For many people, separation from families becomes a life-defining loss, a grief that comes to reside deeply within. A sense of being adrift, unmoored, and unrooted may be metaphors for how this loss is experienced. For Kiran, whose loss of family happened early in her life, this seems to have been her experience. While in the institutional setting, where she remained for years, it was simply known as a fact that she had a sister, but no details were known, an assumption that followed her over the years. In fact, her records stated that there was no reasonable hope of reunification or contact.
After re-establishing herself as a neighbor in a small community, those who were supporting her began to explore whether she might not have remaining family who could in fact be located. They did not stop there – they began to ask, to look, to actively seek such connections. It was not long before someone who knew someone who knew someone else was able to locate the region where her sister was reputed to live. It was many hours of travel away, and Kiran’s sister had no telephone.
But they did not stop there. They located the local shop close to where Kiran’s sister lived. They found that she sometimes used the shop’s phone. They got a message to her.
They connected and were told her sister would not be able to come to visit because the travel was long.
But they did not stop there. They made sure Kiran and her sister were able to talk periodically on the phone, building their relationship.
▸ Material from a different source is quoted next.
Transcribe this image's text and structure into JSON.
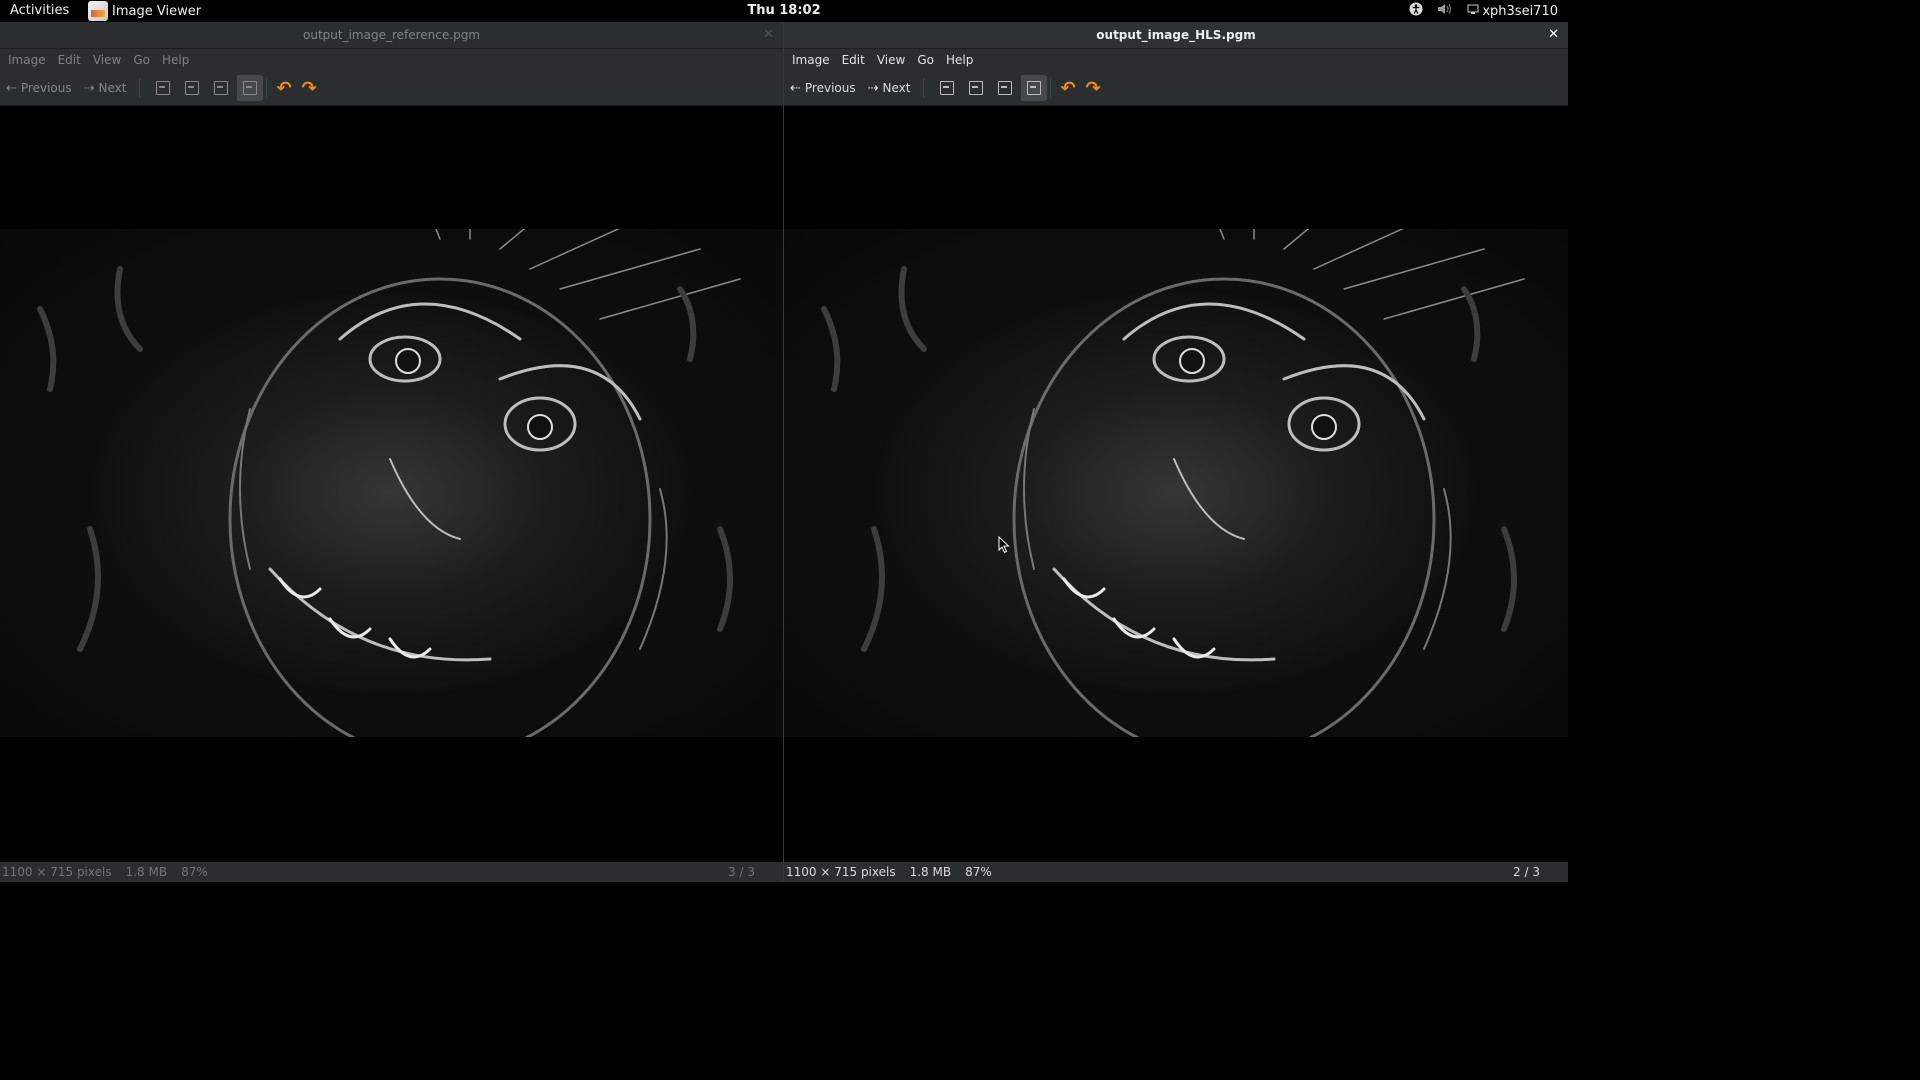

But they did not stop there. They arranged for a video call so they could see each other for the first time in many years.
But they did not stop there. They organized transportation until finally, a reunion happened, as eight of Kiran’s relatives re-entered her life with great joy. Kiran seems bigger somehow, more sure of herself, and more rooted, and some of that at least can be attributed to her knowing “her people.”
This reunion is instructive in many ways, but what is standing out right now is how efforts to assist people with disability to have strong connections and full, rich lives require real focus. The team who supports Kiran did not rely on rumor and assumption. They explored and investigated. They did not give up. Their detective work spanned months of thinking through next steps. Disappointments were met, acknowledged, and the goal was again placed on the horizon. New efforts were made; different directions were explored. That FOCUS was required to bring a result that matters. This resolve and even stubborn refusal to accept assumptions, to move on to easier tasks, and not to give up bore such important fruit in Kiran’s life. A lot of people are richer for it.